Yes, I know. Secretary Vilsack called for 100,000 new farmers. The 2008 Farm Bill appropriated $75 million dollars of funds for Begnning Farmer and Rancher Development Programs to provide education and training to get new farmers started. And of course, we have Know Your Farmer, Know Your Food and inspiring advocates like USDA Deputy Secretary Kathleen Merrigan leading this movement to get more people farming. Not to mention the growing market and awareness surrounding local foods. And yet, to be actually in it, planning a farm as a born-and-bred city kid without ties to the land (more specifically a specific piece of land), it feels so so so far away. Creating all these funding opportunities and support systems doesn't just magically create new farmers...it still takes lots and lots and lots of work on the part of the aspiring farmer.

Please do not get me wrong. I am so grateful that new farmer programs are a priority. I am thrilled to be enrolled in the Wisconsin School for Beginning Dairy and Livestock Farmers, and working my way to a business plan, community ties and as much experience as I can gain in raising animals on pasture in this home that is still new to me. But the leap from learning and planning to actually farming feels so  far  away   because     we      don't       have         land.

However, that changed a bit today as we hopped in the car for a much-needed day of fun and adventure. The plan: visit New Glarus Brewing, enjoy some cross country skiing in the fresh snow and just explore some new territory southwest of Madison. Wisconsin's landscape is still new to me, usually inspiring constant awe, and today was no exception. I didn't know what to expect, but found promise in New Glarus' title (the city, not the brewery) as "America's Little Switzerland". Replica Swiss-style village, bakery, meat shop and all...count me in.



In short, as we drove the county roads and admired the freshly-snow covered landscape past Fitchburg, we sort of fell in love. Yup, kind of head-over-heals in love. The rolling hills, the beautiful and out-of-our-price-range farmsteads, a sense of 'rural' I haven't yet seen here. (Yes, ok, I realize the snow was covering vast acres of corn and soy fields, and provided sufficient pretense to imagine instead lush pastures underneath. But let a girl dream for a few minutes). For some reason I liked this area, we both liked this area. It felt like the best parts of Vermont mingling right here with the highlights of Wisconsin.

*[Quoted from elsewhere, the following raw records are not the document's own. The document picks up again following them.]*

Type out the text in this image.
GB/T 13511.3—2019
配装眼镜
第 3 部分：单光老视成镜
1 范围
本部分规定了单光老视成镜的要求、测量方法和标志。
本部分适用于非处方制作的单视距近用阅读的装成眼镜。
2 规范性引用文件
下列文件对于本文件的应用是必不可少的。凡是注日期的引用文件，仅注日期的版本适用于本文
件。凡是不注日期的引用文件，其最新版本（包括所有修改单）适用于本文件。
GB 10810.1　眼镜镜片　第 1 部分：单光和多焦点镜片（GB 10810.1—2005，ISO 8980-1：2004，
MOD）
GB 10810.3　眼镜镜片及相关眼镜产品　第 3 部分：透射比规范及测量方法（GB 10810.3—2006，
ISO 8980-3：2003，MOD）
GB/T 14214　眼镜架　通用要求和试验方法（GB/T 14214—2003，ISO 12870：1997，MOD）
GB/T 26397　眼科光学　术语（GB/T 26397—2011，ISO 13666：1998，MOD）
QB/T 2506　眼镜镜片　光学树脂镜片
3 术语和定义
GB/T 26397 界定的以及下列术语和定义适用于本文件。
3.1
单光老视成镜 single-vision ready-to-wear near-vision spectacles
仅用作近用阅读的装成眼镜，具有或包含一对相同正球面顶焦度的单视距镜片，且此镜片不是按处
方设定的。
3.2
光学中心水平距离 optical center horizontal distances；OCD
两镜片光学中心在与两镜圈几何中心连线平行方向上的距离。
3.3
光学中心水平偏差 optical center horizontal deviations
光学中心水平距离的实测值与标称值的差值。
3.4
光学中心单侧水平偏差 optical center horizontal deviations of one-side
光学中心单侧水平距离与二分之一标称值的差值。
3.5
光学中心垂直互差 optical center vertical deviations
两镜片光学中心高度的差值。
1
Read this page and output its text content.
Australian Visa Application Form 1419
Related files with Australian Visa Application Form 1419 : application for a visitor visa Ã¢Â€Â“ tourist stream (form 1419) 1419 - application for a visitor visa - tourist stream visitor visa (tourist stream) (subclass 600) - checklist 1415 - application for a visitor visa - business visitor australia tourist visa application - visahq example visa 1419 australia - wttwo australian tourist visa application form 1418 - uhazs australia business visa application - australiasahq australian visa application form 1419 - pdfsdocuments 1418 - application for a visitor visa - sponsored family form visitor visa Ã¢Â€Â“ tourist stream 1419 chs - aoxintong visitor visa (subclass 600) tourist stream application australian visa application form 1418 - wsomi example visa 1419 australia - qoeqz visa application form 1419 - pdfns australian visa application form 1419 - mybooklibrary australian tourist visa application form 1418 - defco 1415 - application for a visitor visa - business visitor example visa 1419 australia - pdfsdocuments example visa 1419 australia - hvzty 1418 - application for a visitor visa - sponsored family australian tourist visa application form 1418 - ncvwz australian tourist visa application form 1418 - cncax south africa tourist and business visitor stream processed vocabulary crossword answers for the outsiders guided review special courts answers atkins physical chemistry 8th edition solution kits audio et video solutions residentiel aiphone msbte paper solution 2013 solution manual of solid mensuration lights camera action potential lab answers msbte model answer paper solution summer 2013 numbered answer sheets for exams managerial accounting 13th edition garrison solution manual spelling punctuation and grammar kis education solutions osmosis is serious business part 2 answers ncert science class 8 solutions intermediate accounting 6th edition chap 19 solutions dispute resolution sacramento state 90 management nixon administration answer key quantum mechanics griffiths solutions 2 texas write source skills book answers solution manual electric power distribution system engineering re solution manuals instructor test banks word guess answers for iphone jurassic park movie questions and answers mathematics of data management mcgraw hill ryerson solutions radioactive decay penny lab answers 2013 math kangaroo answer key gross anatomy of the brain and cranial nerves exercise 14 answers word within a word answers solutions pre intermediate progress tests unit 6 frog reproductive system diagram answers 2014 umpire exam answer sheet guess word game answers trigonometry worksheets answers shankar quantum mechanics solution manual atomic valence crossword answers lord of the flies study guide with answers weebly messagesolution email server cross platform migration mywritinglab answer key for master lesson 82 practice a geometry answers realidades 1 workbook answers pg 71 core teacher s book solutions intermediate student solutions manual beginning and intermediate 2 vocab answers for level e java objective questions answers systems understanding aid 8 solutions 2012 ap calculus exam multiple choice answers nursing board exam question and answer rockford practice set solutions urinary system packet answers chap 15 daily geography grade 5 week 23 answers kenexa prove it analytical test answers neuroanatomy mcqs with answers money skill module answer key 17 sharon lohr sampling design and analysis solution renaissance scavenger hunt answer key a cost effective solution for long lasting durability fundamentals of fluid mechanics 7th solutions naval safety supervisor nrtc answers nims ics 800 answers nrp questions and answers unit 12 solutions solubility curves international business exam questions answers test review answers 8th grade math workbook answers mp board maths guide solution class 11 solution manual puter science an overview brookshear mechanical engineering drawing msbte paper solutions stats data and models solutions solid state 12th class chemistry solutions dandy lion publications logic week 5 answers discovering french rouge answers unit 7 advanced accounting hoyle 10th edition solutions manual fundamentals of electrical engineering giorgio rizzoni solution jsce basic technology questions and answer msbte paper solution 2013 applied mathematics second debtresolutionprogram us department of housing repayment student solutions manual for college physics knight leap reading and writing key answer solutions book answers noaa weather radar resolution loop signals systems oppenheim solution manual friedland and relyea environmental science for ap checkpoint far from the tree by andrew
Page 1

We've decided to tell every person we run into that we're looking for farm land, preferably with a house, barn and other structures. And yes, because we'd like to start a farm. This makes us look like starry-eyed crazy women to a lot of folks, but that's fine with me. I just thank goodness for those who actually take us seriously and offer sincere advice. This includes the woman who was looking forward to when we'd get married and share our passion for farming with our husbands. I take their land and farming suggestions with a double meaning.  Here is information about land that may help you. I am telling you this because I believe you might actually be able to farm, and I support that. These are the good people.

Today we ran into lots of the good people. The owner of The Cottage Goddess shared the basic landscape of real estate in the area, recommended agencies to work with based on her land purchase experience and provided inside scoop on an upcoming auction. We felt a wee bit, well, excited. She even suggested a visit to the Paoli Bread and Brat Haus to learn about their tiny baking enterprise and relationships with local millers and growers. And Cherri at the Haus was just as helpful as she served us free cookies (January was free cookie month), showed us her facility (including the tiny "EZ Bake Oven"), shared the story of her space (the original town mill) and how she got there (an inspired idea on a bare bones budget). And more stories about land, where to find it and where to plant ourselves. Thank you world for showing us people successfully pursuing food passion and how to make it work!

Our mid-day activities were buoyed by such positive real estate and farming encounters. A fun hour or so at the brewery, which looked oddly like a Disney McMansion rendition of a Swiss chalet with the cleanest and most modern brewing quarters I have ever seen. There were tastes of Wisconsin Belgian Red with hints of cough syrup and sparkling cider (sorry) and the seasonal Golden Ale that tasted "like insect repellent" (sorry again). There was beautiful, sunny, exhausting skiing at New Glarus Woods State Park which reminds me how grateful I am to apply sunscreen in January. Also cookies, prairie and lots of cute cows. Nothing to complain about in there.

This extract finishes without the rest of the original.